A contrary ruling could have forced franchisers to take full control over daily operations of their California franchisees, he said, and nearly every franchiser would refuse to enter new franchise agreements for fear they would potentially be liable for complaints brought against their franchisees.

“Why would you want to have a franchisee then?” Williams said. “I can say without any hesitation, there would be a chilling effect on store development.”

Nick Andrisano, who took a slice of the L.A. pizza market 30 years ago when he opened his Ameci Pizza & Pasta restaurant and now has 36 franchise agreements with operators from Manhattan Beach to the San Fernando Valley, said that his agreements make clear that his Canoga Park-based business is not liable for the actions of the franchisee.

“If an employee of a franchisee hurts somebody in a driving accident, I don’t know how a franchiser could be held responsible,” Andrisano said. “The franchisee is responsible.”

While it might seem like an obvious decision to L.A. franchisers, the California Supreme Court’s ruling did not come easily or without a five-year legal battle.


Split decision

The case began in June 2009, when Taylor Patterson, a former Domino’s Pizza franchise employee in Southern California, accused her former manager of sexual harassment. She filed a complaint against the supervisor as well as the Domino’s franchisee and franchiser.

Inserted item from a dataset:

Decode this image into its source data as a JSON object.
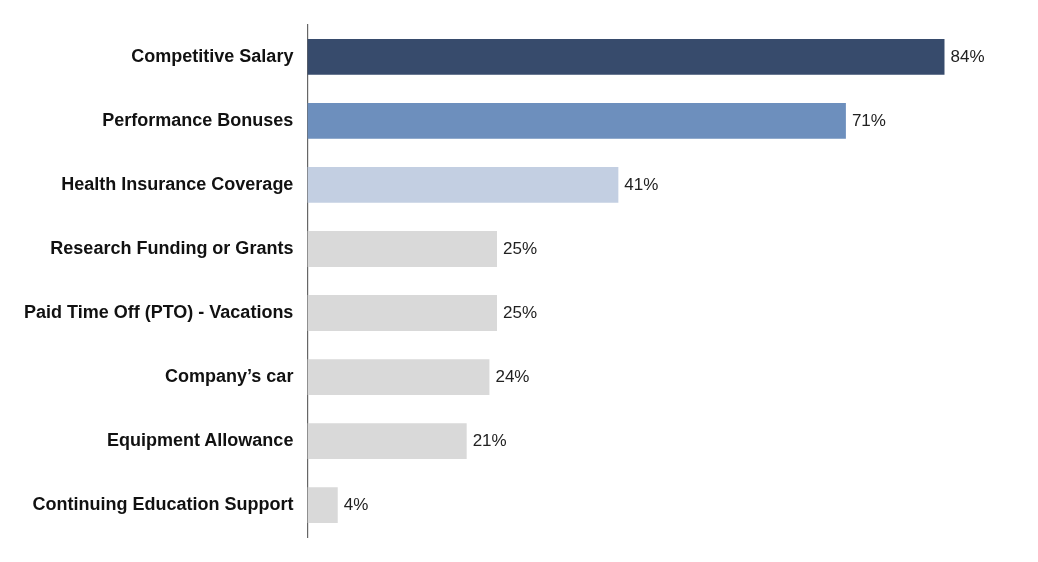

The giant pizza chain immediately opposed the claim, saying a franchiser should not be held liable for the actions of employees working for its franchisee because it runs a separate business and isn’t responsible for the day-to-day operations of its franchisees.

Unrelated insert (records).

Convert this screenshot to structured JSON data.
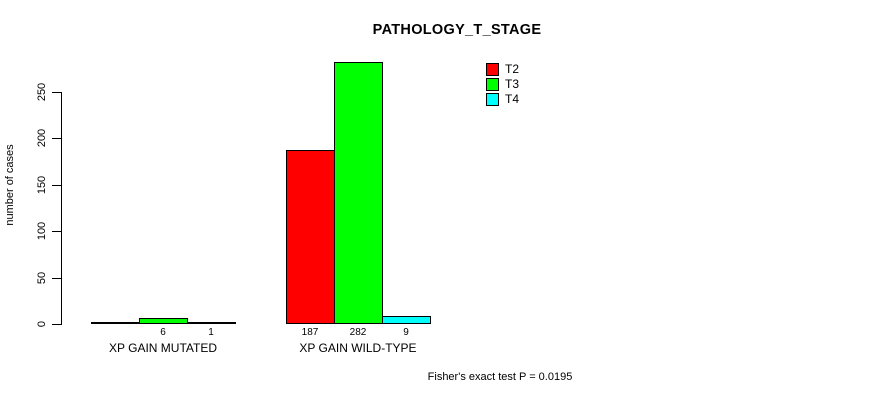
{
  "title": "PATHOLOGY_T_STAGE",
  "footnote": "Fisher's exact test P = 0.0195",
  "chart_data": {
    "type": "bar",
    "title": "PATHOLOGY_T_STAGE",
    "xlabel": "",
    "ylabel": "number of cases",
    "yticks": [
      0,
      50,
      100,
      150,
      200,
      250
    ],
    "ylim": [
      0,
      290
    ],
    "grid": false,
    "legend_position": "top-right",
    "categories": [
      "XP GAIN MUTATED",
      "XP GAIN WILD-TYPE"
    ],
    "series": [
      {
        "name": "T2",
        "color": "#ff0000",
        "values": [
          0,
          187
        ],
        "bar_labels": [
          "",
          "187"
        ]
      },
      {
        "name": "T3",
        "color": "#00ff00",
        "values": [
          6,
          282
        ],
        "bar_labels": [
          "6",
          "282"
        ]
      },
      {
        "name": "T4",
        "color": "#00ffff",
        "values": [
          1,
          9
        ],
        "bar_labels": [
          "1",
          "9"
        ]
      }
    ],
    "footnote": "Fisher's exact test P = 0.0195"
  }
}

The trial court sided with Domino’s, while an appellate court ruled in favor of Patterson. Domino’s then hired Mary-Christine Sungaila, an appellate partner in the downtown L.A. office of Snell & Wilmer, to represent the chain at the state Supreme Court in its June hearing of the case.

On Aug. 28, the court found in favor of franchisers, its narrow ruling confirming franchisers are not to automatically be held liable for the actions of its franchisees’ employees. The decision also established a more specific test to determine if a franchiser could be held liable in other disputes. Put simply, Sungaila said, whoever is in charge of running day-to-day operations is responsible.

“That’s a pretty important standard to be clarified in the state of California, which has quite a few franchise businesses,” she said.

Franchisers remain exposed to such suits if they retain any level of control over some duties, including hiring and firing employees.

Attorney Anthony Oncidi, a partner in Proskauer’s L.A. office who was not directly involved in the case, said “franchisers should breathe a sigh of relief,” but also sounded a note of caution.

He said franchisers should take note of how close Domino’s came to facing trial.

“No parent company or entity or franchiser should think that the Domino’s case represents a get-out-of-jail-free card. In fact, it’s the contrary to that,” he said. “If they are directly involved with employment decisions of their franchisees, the franchiser could be found to be an employer as well.”

In addition, the court’s decision likely won’t put a stop to future litigation against franchisers. Oncidi predicts that disgruntled employees and their counsel will likely be armed with strong arguments about how their case is different from the Domino’s litigation.

“It’s a very common occurrence for plaintiffs in these types of cases to be extremely aggressive in who they name as defendants,” he said. “They include as many potentially deep pockets as they can.”